FAQ193 欧州株型ファンドとは?
投資信託には様々な種類のものがあり、投資対象とする国や地域などにより分類されています。
投資信託の業界団体である社団法人投資信託協会では、「約
款上の株式組入限度70%以上のファンドで、主として欧州の株式に投資するもの」を「国際株式型欧州型」のファンドと定義・分類しています。つまり、欧州の株式を主な投資対象としているファンド=欧州型と考えればよいでしょう。(ただし、この分類については、2008年以降変更されることになっています。)
かつては、この分類のファンドには、ドイツ、イタリア、フランスなど、欧州の特定の一国に投資するタイプのファンドが多くありました。しかし、最近は一つの国に集中投資するファンドは減り、一方で、欧州全体に分散投資するファンドが多くなっています。欧州統一通貨ユーロの導入など、欧州の経済統合が進んでいることがその要因として挙げられます。
また、欧州型のファンドの中には、東欧などの途上国を主な投資対象としているファンドもあります。同じ欧州でも東欧の株式市場は、先進国の市場と比較すると、市場が未成熟なために流動性が低く、株価の変動も大きいという特徴がありますので注意が必要です。

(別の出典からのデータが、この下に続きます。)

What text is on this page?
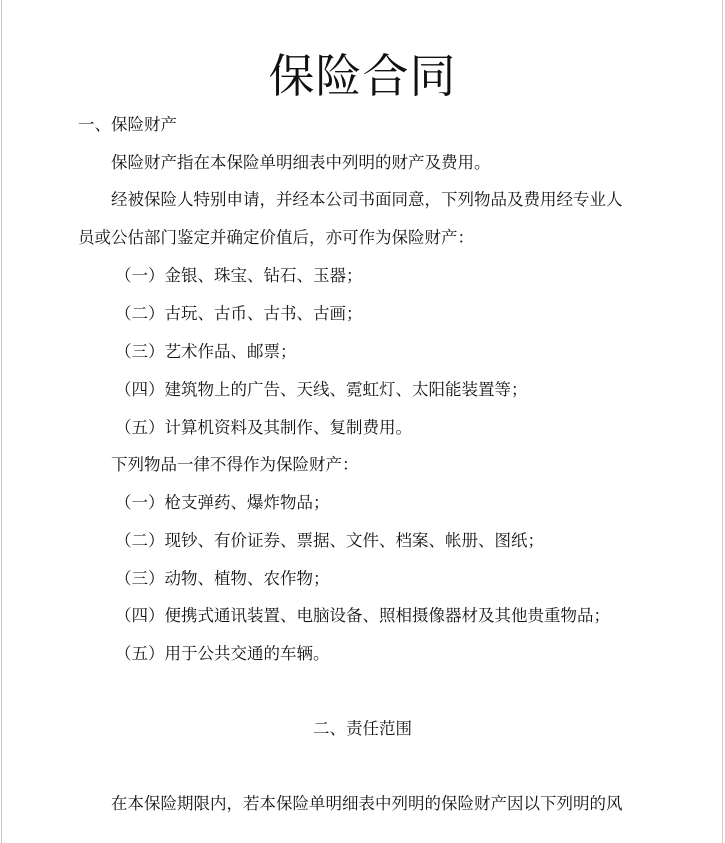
保险合同
一、保险财产
保险财产指在本保险单明细表中列明的财产及费用。
经被保险人特别申请，并经本公司书面同意，下列物品及费用经专业人
员或公估部门鉴定并确定价值后，亦可作为保险财产：
（一）金银、珠宝、钻石、玉器；
（二）古玩、古币、古书、古画；
（三）艺术作品、邮票；
（四）建筑物上的广告、天线、霓虹灯、太阳能装置等；
（五）计算机资料及其制作、复制费用。
下列物品一律不得作为保险财产：
（一）枪支弹药、爆炸物品；
（二）现钞、有价证券、票据、文件、档案、帐册、图纸；
（三）动物、植物、农作物；
（四）便携式通讯装置、电脑设备、照相摄像器材及其他贵重物品；
（五）用于公共交通的车辆。
二、责任范围
在本保险期限内，若本保险单明细表中列明的保险财产因以下列明的风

また、他の国際株式型ファンドと同様に、欧州型ファンドにも為替リスクが伴います。欧州では、2001年1月に単一通貨「ユーロ」が導入されたため、ユーロ加盟国については、ユーロ建てで投資が行われます。したがって、これらの国に投資するファンドでは、ユーロの対円での変動による為替リスクを受けることになります。その他の国ついては、イギリスであればポンド建てのように、各国の通貨建てでの投資となり、それぞれ為替リスクが伴います。